On Thursday, Feb. 16, Biden signed an executive order for the federal government to do more to promote racial equality and help underserved communities.
When signing the order, the president pointed out what his administration had already done.
Biden said, “My administration’s commitment to fairness has led to better decisions and more fair results.”
“We have delivered the most equitable economic recovery in memory, and, driven by the expanded Child Tax Credit, we cut child poverty to its lowest rate on record in 2021, including record low Black, Latino, Native American, and rural child poverty.”
He said the economy had created nearly 11 million jobs, and the federal government has brought down unemployment nationwide – particularly for Black and Latino workers, whose unemployment rates are near 50-year lows.
Administration officials noted continued racial disparities in wealth, housing, crime, and education.
Biden has said those disparities reflect decades of discriminatory policies.
On his first day in office two years ago, the president signed an executive order recognizing long-standing disparities and pledging that the government would remedy them.
The new executive order comes as African Americans and others observe Black History Month.
It amends the previous order, making the initial review he requested in January 2021 an annual requirement for federal agencies.
The reviews aim to increase access to federal programs, services, and activities for disadvantaged communities.
“These transformative achievements have advanced the work of building a more equitable nation,” Biden asserted. “Yet, members of underserved communities – many of whom have endured generations of discrimination and disinvestment – still confront significant barriers to realizing the full promise of our great nation, and the federal government has a responsibility to remove these barriers.”
“It is imperative to reject the narrow, cramped view of American opportunity as a zero-sum game. When any person or community is denied freedom, dignity, and prosperity, our entire nation is held back.
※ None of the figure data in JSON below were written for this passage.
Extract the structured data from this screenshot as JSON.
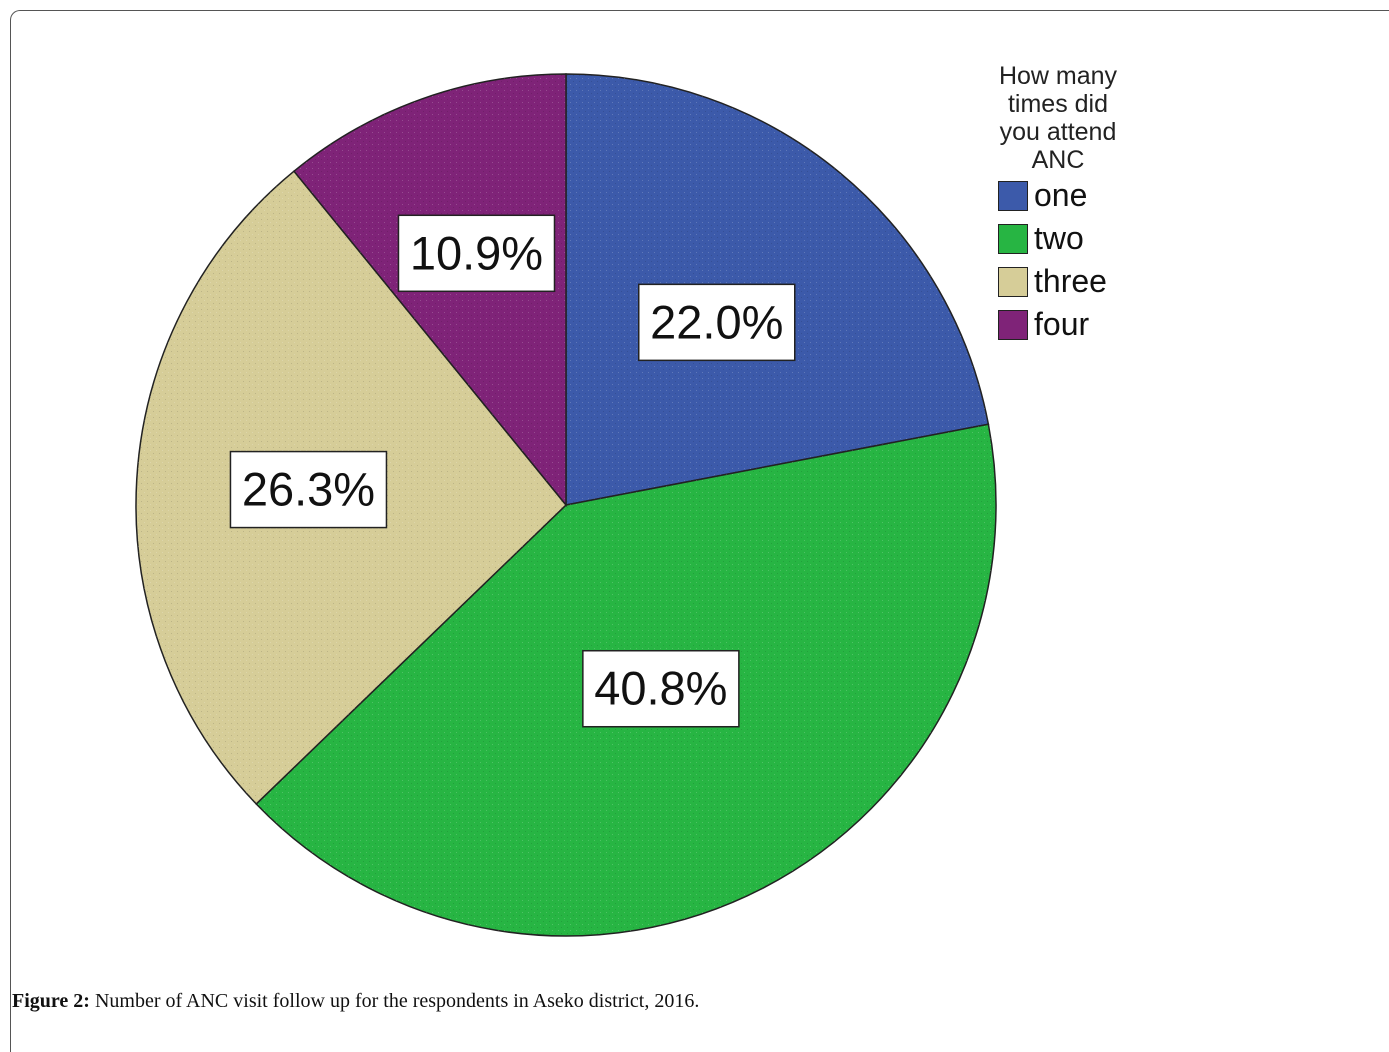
{
  "chart_data": {
    "type": "pie",
    "legend_title": "How many times did you attend ANC",
    "legend_position": "top-right",
    "slices": [
      {
        "label": "one",
        "value": 22.0,
        "display": "22.0%",
        "color": "#3c5aaa"
      },
      {
        "label": "two",
        "value": 40.8,
        "display": "40.8%",
        "color": "#27b543"
      },
      {
        "label": "three",
        "value": 26.3,
        "display": "26.3%",
        "color": "#d6cd98"
      },
      {
        "label": "four",
        "value": 10.9,
        "display": "10.9%",
        "color": "#7f2378"
      }
    ]
  },
  "caption": {
    "label": "Figure 2:",
    "text": " Number of ANC visit follow up for the respondents in Aseko district, 2016."
  }
}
But when we lift each other up, we are all lifted up.”
The president declared that his administration must take additional action across the federal government – in collaboration with civil society, the private sector, and State and local government – to continue the work begun with his initial order to combat discrimination and advance equal opportunity, including by redressing unfair disparities and removing barriers to Government programs and services.
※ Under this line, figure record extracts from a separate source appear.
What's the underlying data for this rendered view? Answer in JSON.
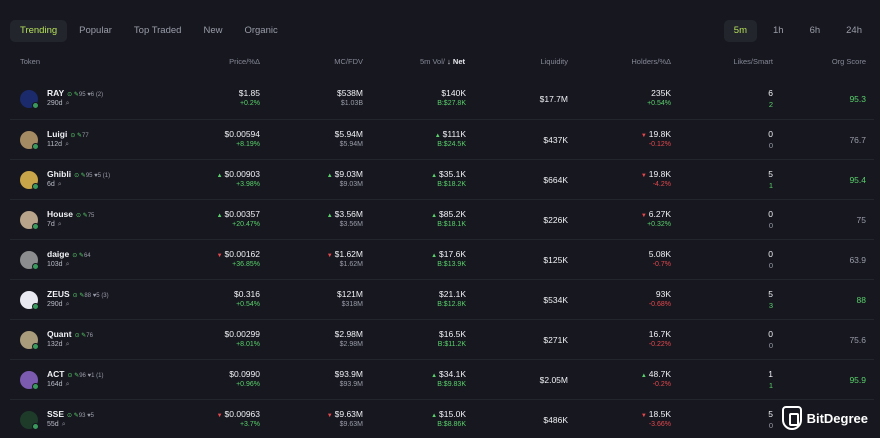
{
  "tabs": [
    {
      "label": "Trending",
      "active": true
    },
    {
      "label": "Popular",
      "active": false
    },
    {
      "label": "Top Traded",
      "active": false
    },
    {
      "label": "New",
      "active": false
    },
    {
      "label": "Organic",
      "active": false
    }
  ],
  "timeframes": [
    {
      "label": "5m",
      "active": true
    },
    {
      "label": "1h",
      "active": false
    },
    {
      "label": "6h",
      "active": false
    },
    {
      "label": "24h",
      "active": false
    }
  ],
  "headers": {
    "token": "Token",
    "price": "Price/%Δ",
    "mc": "MC/FDV",
    "vol": "5m Vol/",
    "net": "↓ Net",
    "liquidity": "Liquidity",
    "holders": "Holders/%Δ",
    "likes": "Likes/Smart",
    "org": "Org Score"
  },
  "rows": [
    {
      "name": "RAY",
      "age": "290d",
      "badges": "95 ♥6 (2)",
      "avatar": "#1b2a6b",
      "price": "$1.85",
      "price_chg": "+0.2%",
      "price_dir": "up",
      "price_arrow": "",
      "mc": "$538M",
      "fdv": "$1.03B",
      "mc_arrow": "",
      "vol": "$140K",
      "net": "B:$27.8K",
      "vol_arrow": "",
      "liq": "$17.7M",
      "holders": "235K",
      "hold_chg": "+0.54%",
      "hold_dir": "up",
      "hold_arrow": "",
      "likes": "6",
      "smart": "2",
      "org": "95.3",
      "org_green": true
    },
    {
      "name": "Luigi",
      "age": "112d",
      "badges": "77",
      "avatar": "#a58b63",
      "price": "$0.00594",
      "price_chg": "+8.19%",
      "price_dir": "up",
      "price_arrow": "",
      "mc": "$5.94M",
      "fdv": "$5.94M",
      "mc_arrow": "",
      "vol": "$111K",
      "net": "B:$24.5K",
      "vol_arrow": "up",
      "liq": "$437K",
      "holders": "19.8K",
      "hold_chg": "-0.12%",
      "hold_dir": "down",
      "hold_arrow": "down",
      "likes": "0",
      "smart": "0",
      "org": "76.7",
      "org_green": false
    },
    {
      "name": "Ghibli",
      "age": "6d",
      "badges": "95 ♥5 (1)",
      "avatar": "#c9a54a",
      "price": "$0.00903",
      "price_chg": "+3.98%",
      "price_dir": "up",
      "price_arrow": "up",
      "mc": "$9.03M",
      "fdv": "$9.03M",
      "mc_arrow": "up",
      "vol": "$35.1K",
      "net": "B:$18.2K",
      "vol_arrow": "up",
      "liq": "$664K",
      "holders": "19.8K",
      "hold_chg": "-4.2%",
      "hold_dir": "down",
      "hold_arrow": "down",
      "likes": "5",
      "smart": "1",
      "org": "95.4",
      "org_green": true
    },
    {
      "name": "House",
      "age": "7d",
      "badges": "75",
      "avatar": "#b7a48a",
      "price": "$0.00357",
      "price_chg": "+20.47%",
      "price_dir": "up",
      "price_arrow": "up",
      "mc": "$3.56M",
      "fdv": "$3.56M",
      "mc_arrow": "up",
      "vol": "$85.2K",
      "net": "B:$18.1K",
      "vol_arrow": "up",
      "liq": "$226K",
      "holders": "6.27K",
      "hold_chg": "+0.32%",
      "hold_dir": "up",
      "hold_arrow": "down",
      "likes": "0",
      "smart": "0",
      "org": "75",
      "org_green": false
    },
    {
      "name": "daige",
      "age": "103d",
      "badges": "64",
      "avatar": "#8c8d8f",
      "price": "$0.00162",
      "price_chg": "+36.85%",
      "price_dir": "up",
      "price_arrow": "down",
      "mc": "$1.62M",
      "fdv": "$1.62M",
      "mc_arrow": "down",
      "vol": "$17.6K",
      "net": "B:$13.9K",
      "vol_arrow": "up",
      "liq": "$125K",
      "holders": "5.08K",
      "hold_chg": "-0.7%",
      "hold_dir": "down",
      "hold_arrow": "",
      "likes": "0",
      "smart": "0",
      "org": "63.9",
      "org_green": false
    },
    {
      "name": "ZEUS",
      "age": "290d",
      "badges": "88 ♥5 (3)",
      "avatar": "#e9e9f2",
      "price": "$0.316",
      "price_chg": "+0.54%",
      "price_dir": "up",
      "price_arrow": "",
      "mc": "$121M",
      "fdv": "$318M",
      "mc_arrow": "",
      "vol": "$21.1K",
      "net": "B:$12.8K",
      "vol_arrow": "",
      "liq": "$534K",
      "holders": "93K",
      "hold_chg": "-0.68%",
      "hold_dir": "down",
      "hold_arrow": "",
      "likes": "5",
      "smart": "3",
      "org": "88",
      "org_green": true
    },
    {
      "name": "Quant",
      "age": "132d",
      "badges": "76",
      "avatar": "#a99c7c",
      "price": "$0.00299",
      "price_chg": "+8.01%",
      "price_dir": "up",
      "price_arrow": "",
      "mc": "$2.98M",
      "fdv": "$2.98M",
      "mc_arrow": "",
      "vol": "$16.5K",
      "net": "B:$11.2K",
      "vol_arrow": "",
      "liq": "$271K",
      "holders": "16.7K",
      "hold_chg": "-0.22%",
      "hold_dir": "down",
      "hold_arrow": "",
      "likes": "0",
      "smart": "0",
      "org": "75.6",
      "org_green": false
    },
    {
      "name": "ACT",
      "age": "164d",
      "badges": "96 ♥1 (1)",
      "avatar": "#7a5bb0",
      "price": "$0.0990",
      "price_chg": "+0.96%",
      "price_dir": "up",
      "price_arrow": "",
      "mc": "$93.9M",
      "fdv": "$93.9M",
      "mc_arrow": "",
      "vol": "$34.1K",
      "net": "B:$9.83K",
      "vol_arrow": "up",
      "liq": "$2.05M",
      "holders": "48.7K",
      "hold_chg": "-0.2%",
      "hold_dir": "down",
      "hold_arrow": "up",
      "likes": "1",
      "smart": "1",
      "org": "95.9",
      "org_green": true
    },
    {
      "name": "SSE",
      "age": "55d",
      "badges": "93 ♥5",
      "avatar": "#1e3b2a",
      "price": "$0.00963",
      "price_chg": "+3.7%",
      "price_dir": "up",
      "price_arrow": "down",
      "mc": "$9.63M",
      "fdv": "$9.63M",
      "mc_arrow": "down",
      "vol": "$15.0K",
      "net": "B:$8.86K",
      "vol_arrow": "up",
      "liq": "$486K",
      "holders": "18.5K",
      "hold_chg": "-3.66%",
      "hold_dir": "down",
      "hold_arrow": "down",
      "likes": "5",
      "smart": "0",
      "org": "",
      "org_green": false
    }
  ],
  "watermark": {
    "brand": "BitDegree"
  }
}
Biden insisted that racial equality and helping communities that don’t get enough help are not one-time projects.
The new order also directs federal agencies to have equity teams and name senior leaders who would be accountable for increasing equity and addressing bias.
Biden is “doubling down,” according to Chiraag Bains, the president’s special assistant for racial justice and equity, on the promise he made on his first day in office “to put fairness at the center of how this government runs.”
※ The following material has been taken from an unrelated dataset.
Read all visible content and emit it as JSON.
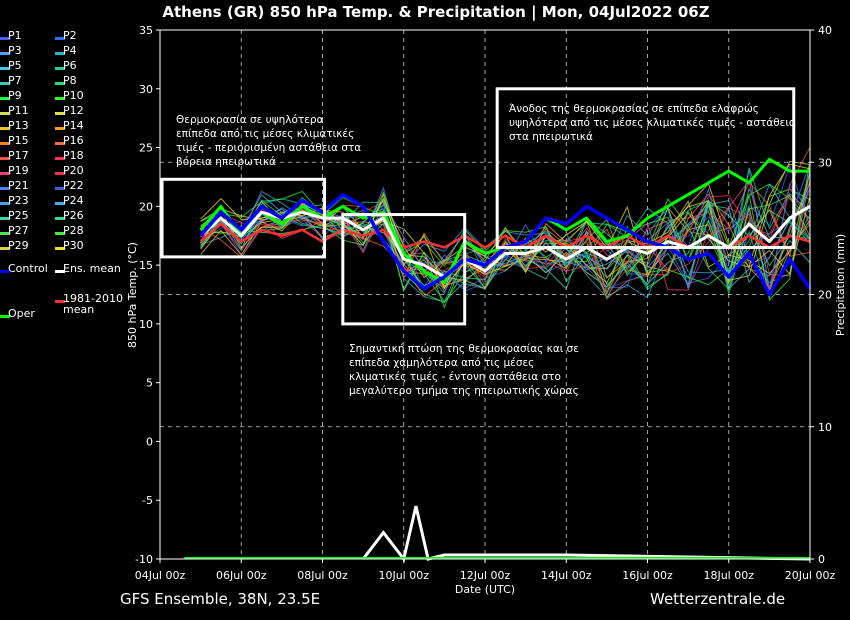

The order recognizes that attaining equity is not a one- or two-year undertaking, and it makes official Biden’s promise that government be open and accessible to all.
Bains referred to it as a “generational commitment.”
There is room for improvement in how often and how effectively federal agencies partner with communities affected by systemic discrimination, Bains added.
Moreover, the new order formally establishes the president’s aim of increasing federal procurement expenditures going to small and disadvantaged enterprises by 50% by the year 2025.
Under the order, agencies must also focus on new civil rights threats, such as discrimination in automated technology and access for people with disabilities and those who speak languages other than English.
It also includes a push to improve collection, transparency, and data analysis to help improve equity.
“By redoubling our efforts, the federal government can help bridge the gap between the world we see and the future we seek,” Biden stated.